Walsingham, en transmettant à Cecil le récit de cette scène, ajoute : « On a fait ce qu’on a pu pour me la cacher, mais la reine mère, sachant bien que j’en étois avisé, m’a prié de continuer mes bons offices et de ne pas communiquer ce que j’en avois appris. Je lui ai dit que si elle prévoyoit une rupture, il seroit mieux de terminer les choses amiablement sans les pousser trop loin. » Elle le promit, mais déjà elle s’était mise du côté du duc d’Anjou et était devenue aussi intraitable que lui sur l’article de la religion. Walsingham, si perspicace d’ordinaire, crut tout au contraire que de Foix emporterait des instructions l’autorisant à céder sur la question religieuse plutôt que de rompre. Il en explique ainsi les motifs : la mésintelligence entre la France et l’Espagne qui s’accentue ; la jalousie entre le roi et le duc d’Anjou parvenue à un état si aigu, qu’il ne se passera pas six mois qu’ils n’en viennent aux mains ; enfin le roi ne se souciant pas d’avoir son frère près de lui et le duc ayant peur d’y rester. « Depuis la mort d’Henri II, ajoutait-il, la reine mère n’a jamais tant pleuré. » Il comptait donc beaucoup sur la mission de de Foix. Aussi engageait-il Cecil à agir auprès d’Elisabeth, afin qu’elle le reçût avec de grands égards. Si par son entremise l’on n’arrivait ni au mariage, ni à une alliance, les affaires des protestans de France lui semblaient comme désespérées, les chefs le lui avaient dit, les larmes aux yeux. Nous ne sommes qu’à une année de distance de la Saint-Barthélémy, et déjà de sinistres pressentimens se faisaient jour.
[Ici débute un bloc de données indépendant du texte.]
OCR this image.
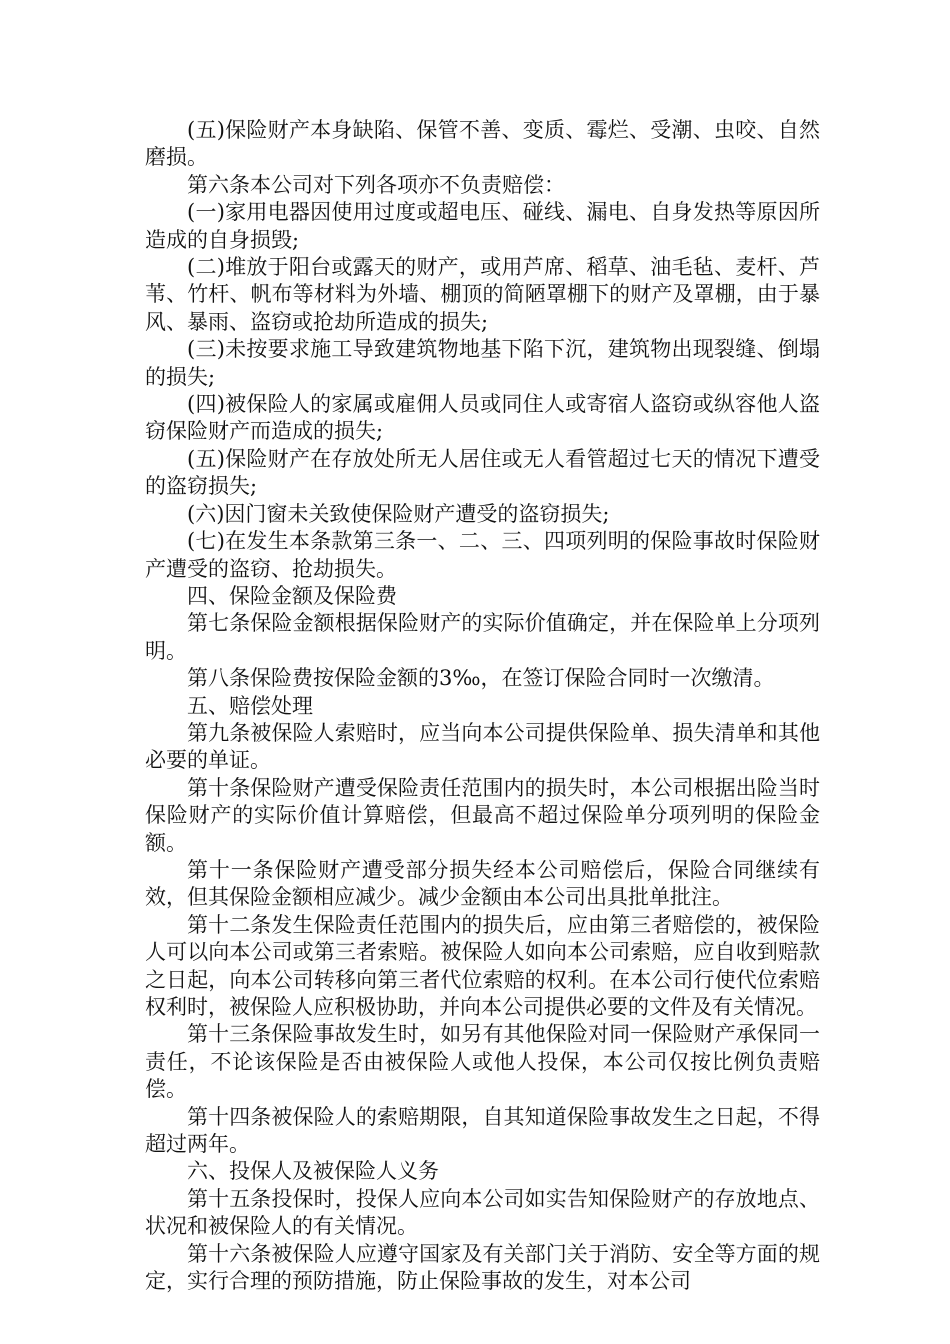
(五)保险财产本身缺陷、保管不善、变质、霉烂、受潮、虫咬、自然磨损。

第六条本公司对下列各项亦不负责赔偿：

(一)家用电器因使用过度或超电压、碰线、漏电、自身发热等原因所造成的自身损毁;

(二)堆放于阳台或露天的财产，或用芦席、稻草、油毛毡、麦杆、芦苇、竹杆、帆布等材料为外墙、棚顶的简陋罩棚下的财产及罩棚，由于暴风、暴雨、盗窃或抢劫所造成的损失;

(三)未按要求施工导致建筑物地基下陷下沉，建筑物出现裂缝、倒塌的损失;

(四)被保险人的家属或雇佣人员或同住人或寄宿人盗窃或纵容他人盗窃保险财产而造成的损失;

(五)保险财产在存放处所无人居住或无人看管超过七天的情况下遭受的盗窃损失;

(六)因门窗未关致使保险财产遭受的盗窃损失;

(七)在发生本条款第三条一、二、三、四项列明的保险事故时保险财产遭受的盗窃、抢劫损失。

四、保险金额及保险费

第七条保险金额根据保险财产的实际价值确定，并在保险单上分项列明。

第八条保险费按保险金额的3‰，在签订保险合同时一次缴清。

五、赔偿处理

第九条被保险人索赔时，应当向本公司提供保险单、损失清单和其他必要的单证。

第十条保险财产遭受保险责任范围内的损失时，本公司根据出险当时保险财产的实际价值计算赔偿，但最高不超过保险单分项列明的保险金额。

第十一条保险财产遭受部分损失经本公司赔偿后，保险合同继续有效，但其保险金额相应减少。减少金额由本公司出具批单批注。

第十二条发生保险责任范围内的损失后，应由第三者赔偿的，被保险人可以向本公司或第三者索赔。被保险人如向本公司索赔，应自收到赔款之日起，向本公司转移向第三者代位索赔的权利。在本公司行使代位索赔权利时，被保险人应积极协助，并向本公司提供必要的文件及有关情况。

第十三条保险事故发生时，如另有其他保险对同一保险财产承保同一责任，不论该保险是否由被保险人或他人投保，本公司仅按比例负责赔偿。

第十四条被保险人的索赔期限，自其知道保险事故发生之日起，不得超过两年。

六、投保人及被保险人义务

第十五条投保时，投保人应向本公司如实告知保险财产的存放地点、状况和被保险人的有关情况。

第十六条被保险人应遵守国家及有关部门关于消防、安全等方面的规定，实行合理的预防措施，防止保险事故的发生，对本公司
De Foix allait trouver Elisabeth dans les dispositions les plus favorables. Tout récemment, en envoyant à La Mothe-Fénelon un panier d’abricots de ses jardins, elle lui avait fait dire par Leicester que c’était pour le convaincre que l’Angleterre produisait de beaux fruits. La Mothe avait répondu qu’il n’en doutait pas, mais qu’ils seraient encore plus beaux si l’on se servait de greffes de France. La réception faite à de Foix, ainsi que l’avait demandé Walsingham, fut donc exceptionnelle : le comte d’Oxford et le marquis de Northampton eurent la charge de l’accompagner ; il eut huit audiences de la reine, huit entretiens avec ses conseillers, et pourtant sans aucun résultat appréciable : « En nos conférences, écrivait Cecil à Walsingham, il y a eu autant de changemens et de variations qu’il y a eu de jours. » Elisabeth en explique la cause à son ambassadeur : « Nous n’avons rien fait jusqu’ici, parce que M. de Foix, n’étant pas satisfait de notre réponse, a tenté par toutes sortes de moyens à nous amener à la faire telle qu’il la désire ; il a demandé une tolérance pour la religion, nous l’avons refusée. » Un des articles présentés par de Foix pour régler la situation du duc portait qu’il ne serait pas contraint d’assister à des cérémonies contraires à l’église catholique. Une assez vive discussion s’engagea à ce sujet. Elisabeth, y prenant part, voulait, d’après les conseils de lord Buckurst, substituer à la rédaction de Paul de Foix la rédaction : contraires à la parole de Dieu. C’était ergoter sur des mots ; de guerre lasse. elle consentit à ce que l’on mît simplement contraires à l’église de Dieu. par la suppression de la qualification de catholique, c’était ôter à la rédaction de de Foix sa véritable signification. Cette obscurité allait mieux à Elisabeth, mais comme si elle se repentait de cette apparence de concession, elle prévenait en même temps La Mothe qu’en aucun cas, elle ne permettrait au duc l’exercice de sa religion, et elle invitait Walsingham à le lui dire.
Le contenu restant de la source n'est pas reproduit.